At the opposite end of its risky use, jimson weed has been used in traditional medicine to treat madness, epilepsy, and depression. Its extracts are still used today for the treatment of asthma, intestinal cramps, diarrhea and even bed-wetting. In the U.S., over the counter drugs containing jimpson weed are banned by the FDA.
Jimson weed is not a scheduled drug (in the U.S.); however, some states have banned its possession and/or distribution.
*The largest single outbreak of jimson weed poisoning—293 suspected cases—occurred in 2019, in Uganda, where villagers consumed contaminated corn-soy relief food sourced from Turkey, by way of Mombasa, Kenya.
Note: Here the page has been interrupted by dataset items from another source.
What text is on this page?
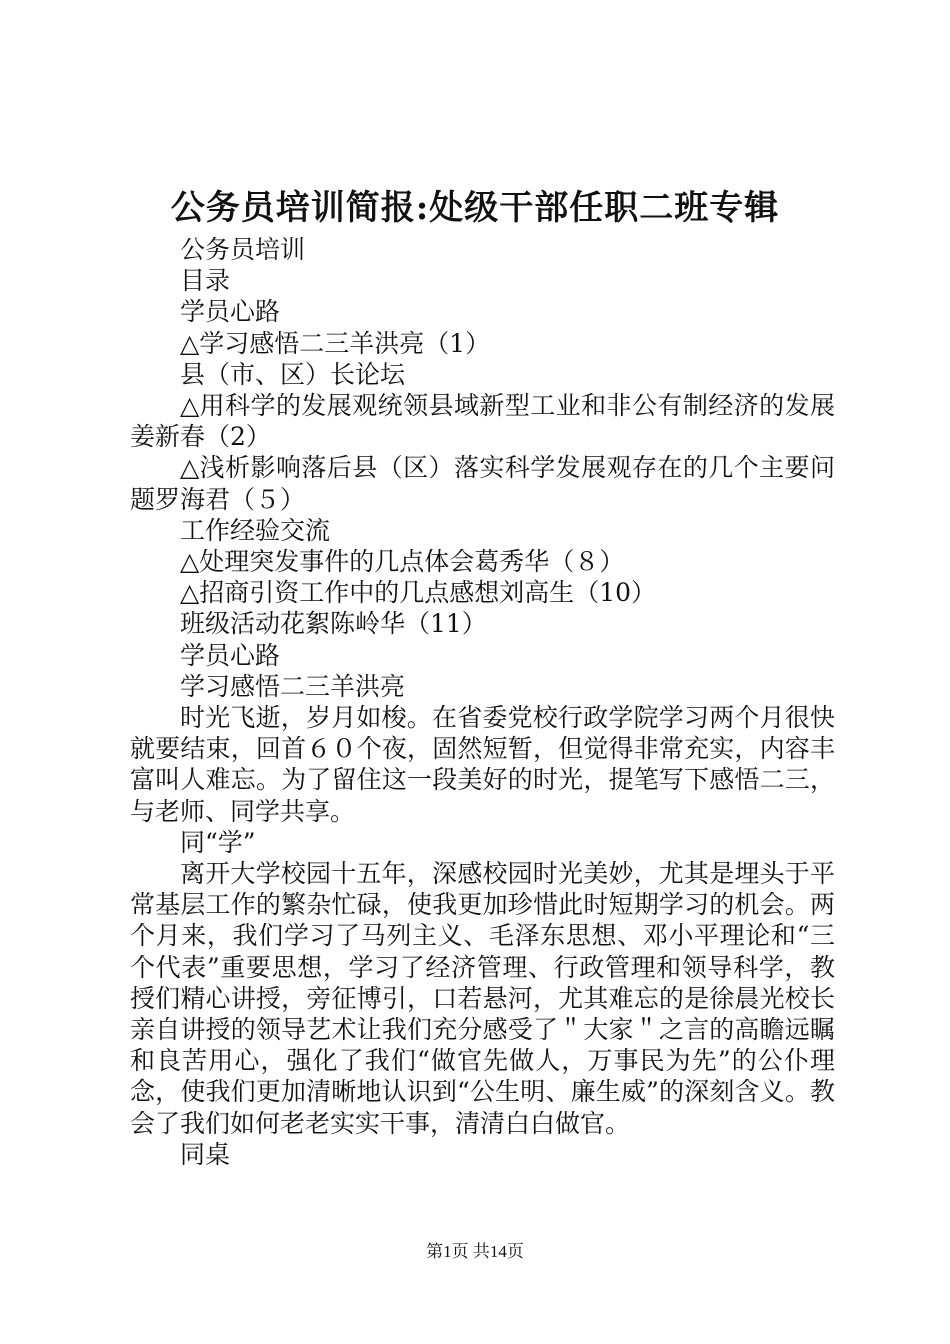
公务员培训简报:处级干部任职二班专辑

公务员培训

目录

学员心路

△学习感悟二三羊洪亮（1）

县（市、区）长论坛

△用科学的发展观统领县域新型工业和非公有制经济的发展姜新春（2）

△浅析影响落后县（区）落实科学发展观存在的几个主要问题罗海君（５）

工作经验交流

△处理突发事件的几点体会葛秀华（８）

△招商引资工作中的几点感想刘高生（10）

班级活动花絮陈岭华（11）

学员心路

学习感悟二三羊洪亮

时光飞逝，岁月如梭。在省委党校行政学院学习两个月很快就要结束，回首６０个夜，固然短暂，但觉得非常充实，内容丰富叫人难忘。为了留住这一段美好的时光，提笔写下感悟二三，与老师、同学共享。

同“学”

离开大学校园十五年，深感校园时光美妙，尤其是埋头于平常基层工作的繁杂忙碌，使我更加珍惜此时短期学习的机会。两个月来，我们学习了马列主义、毛泽东思想、邓小平理论和“三个代表”重要思想，学习了经济管理、行政管理和领导科学，教授们精心讲授，旁征博引，口若悬河，尤其难忘的是徐晨光校长亲自讲授的领导艺术让我们充分感受了＂大家＂之言的高瞻远瞩和良苦用心，强化了我们“做官先做人，万事民为先”的公仆理念，使我们更加清晰地认识到“公生明、廉生威”的深刻含义。教会了我们如何老老实实干事，清清白白做官。

同桌

第1页 共14页
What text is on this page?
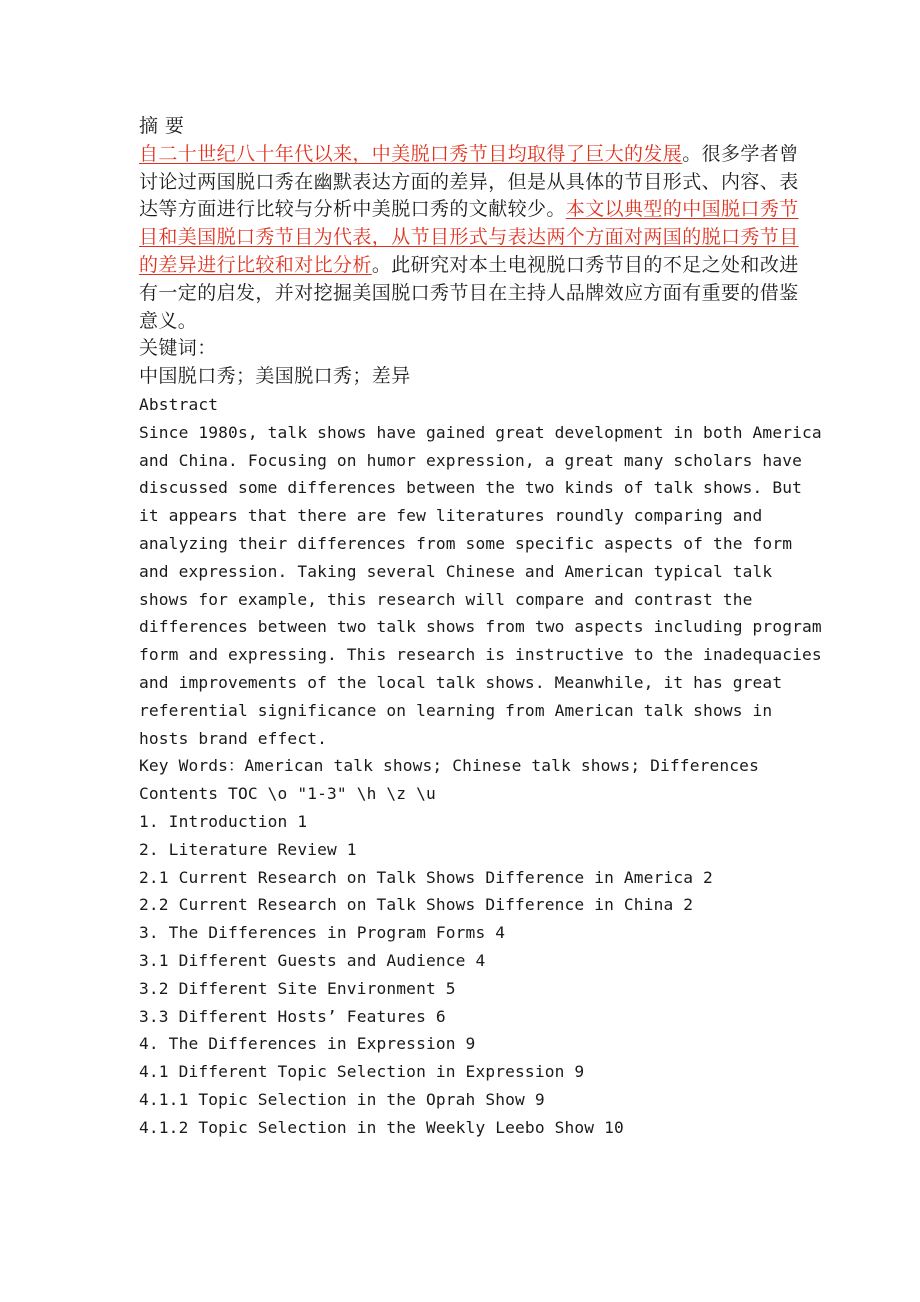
摘 要
自二十世纪八十年代以来，中美脱口秀节目均取得了巨大的发展。很多学者曾
讨论过两国脱口秀在幽默表达方面的差异，但是从具体的节目形式、内容、表
达等方面进行比较与分析中美脱口秀的文献较少。本文以典型的中国脱口秀节
目和美国脱口秀节目为代表，从节目形式与表达两个方面对两国的脱口秀节目
的差异进行比较和对比分析。此研究对本土电视脱口秀节目的不足之处和改进
有一定的启发，并对挖掘美国脱口秀节目在主持人品牌效应方面有重要的借鉴
意义。
关键词：
中国脱口秀；美国脱口秀；差异
Abstract
Since 1980s, talk shows have gained great development in both America
and China. Focusing on humor expression, a great many scholars have
discussed some differences between the two kinds of talk shows. But
it appears that there are few literatures roundly comparing and
analyzing their differences from some specific aspects of the form
and expression. Taking several Chinese and American typical talk
shows for example, this research will compare and contrast the
differences between two talk shows from two aspects including program
form and expressing. This research is instructive to the inadequacies
and improvements of the local talk shows. Meanwhile, it has great
referential significance on learning from American talk shows in
hosts brand effect.
Key Words：American talk shows; Chinese talk shows; Differences
Contents TOC \o "1-3" \h \z \u
1. Introduction 1
2. Literature Review 1
2.1 Current Research on Talk Shows Difference in America 2
2.2 Current Research on Talk Shows Difference in China 2
3. The Differences in Program Forms 4
3.1 Different Guests and Audience 4
3.2 Different Site Environment 5
3.3 Different Hosts’ Features 6
4. The Differences in Expression 9
4.1 Different Topic Selection in Expression 9
4.1.1 Topic Selection in the Oprah Show 9
4.1.2 Topic Selection in the Weekly Leebo Show 10
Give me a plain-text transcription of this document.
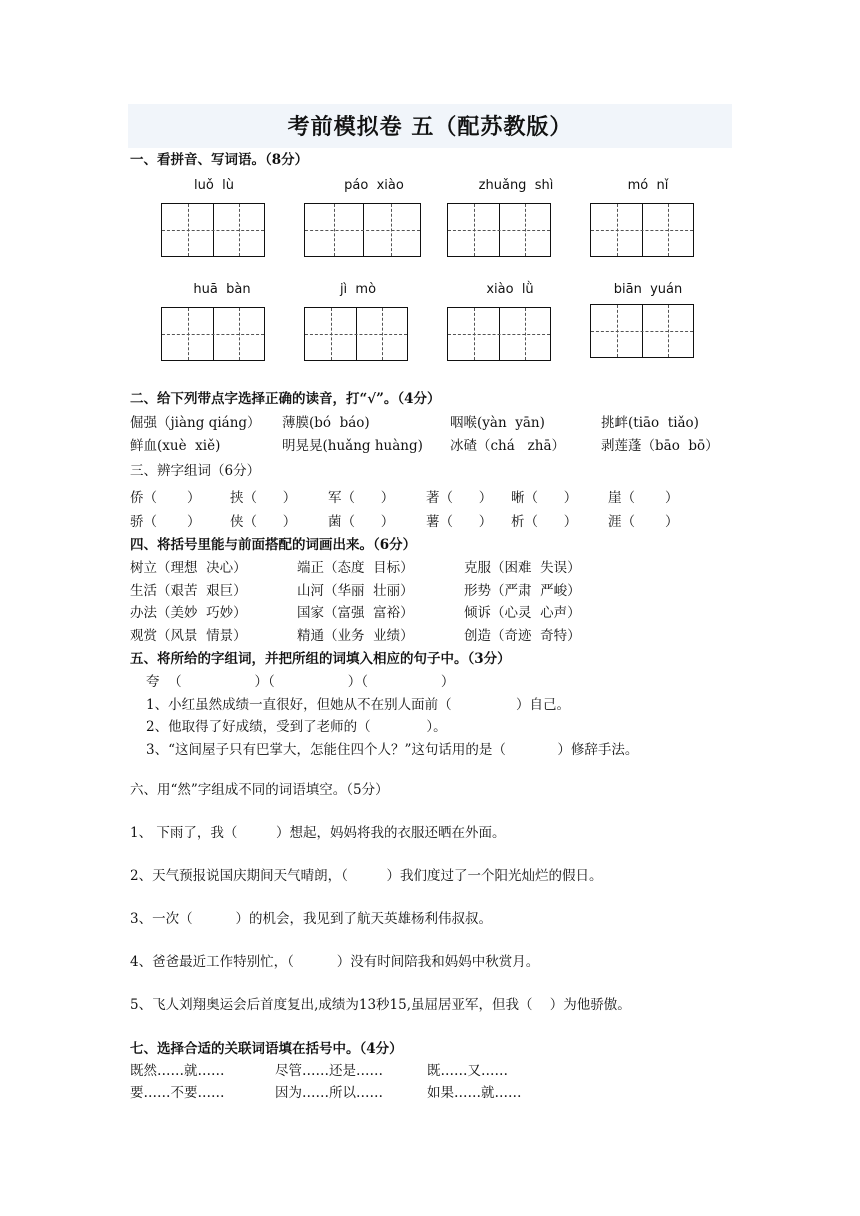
考前模拟卷 五（配苏教版）
一、看拼音、写词语。（8分）
luǒ  lù	páo  xiào	zhuǎng  shì	mó  nǐ
huā  bàn	jì  mò	xiào  lǜ	biān  yuán
二、给下列带点字选择正确的读音，打“√”。（4分）
倔强（jiàng qiáng） 薄膜(bó  báo)	咽喉(yàn  yān)	挑衅(tiāo  tiǎo)
鲜血(xuè  xiě)	明晃晃(huǎng huàng) 冰碴（chá   zhā）	剥莲蓬（bāo  bō）
三、辨字组词（6分）
侨（       ） 挟（      ） 军（      ） 著（      ） 晰（      ） 崖（       ）
骄（       ） 侠（      ） 菌（      ） 薯（      ） 析（      ） 涯（       ）
四、将括号里能与前面搭配的词画出来。（6分）
树立（理想  决心）	端正（态度  目标）	克服（困难  失误）
生活（艰苦  艰巨）	山河（华丽  壮丽）	形势（严肃  严峻）
办法（美妙  巧妙）	国家（富强  富裕）	倾诉（心灵  心声）
观赏（风景  情景）	精通（业务  业绩）	创造（奇迹  奇特）
五、将所给的字组词，并把所组的词填入相应的句子中。（3分）
夸  （                 ）（                 ）（                 ）
1、小红虽然成绩一直很好，但她从不在别人面前（               ）自己。
2、他取得了好成绩，受到了老师的（             ）。
3、“这间屋子只有巴掌大，怎能住四个人？”这句话用的是（            ）修辞手法。
六、用“然”字组成不同的词语填空。（5分）
1、 下雨了，我（         ）想起，妈妈将我的衣服还晒在外面。
2、天气预报说国庆期间天气晴朗，（         ）我们度过了一个阳光灿烂的假日。
3、一次（          ）的机会，我见到了航天英雄杨利伟叔叔。
4、爸爸最近工作特别忙，（          ）没有时间陪我和妈妈中秋赏月。
5、飞人刘翔奥运会后首度复出,成绩为13秒15,虽屈居亚军，但我（    ）为他骄傲。
七、选择合适的关联词语填在括号中。（4分）
既然……就……	尽管……还是……	既……又……
要……不要……	因为……所以……	如果……就……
Five deaths were reported.
*Jimsonweed has a shallow root system and is easily eradicated by hand-weeding, especially as a young plant. Contact with plant parts is of no danger. Broadleaf herbicides such as 2,4-D, a broadleaf weed killer I use in our yard to control weeds such as pesky plantain, and to prevent the growth and spreading of unwanted ground cover such as pachysandra, provides good control of jimson weed.
Lilly of the Valley
Lilly of the Valley, aka Our Lady’s Tears, is found throughout the United States and Canada. The plants toxicity level is quite high, a level six, and causes an immediate reaction to the unsuspecting victim. Even the water in which the plant’s cut flowers are kept is deadly. Symptoms include, hallucinations, vomiting, clammy skin, hot flashes, coma, and death.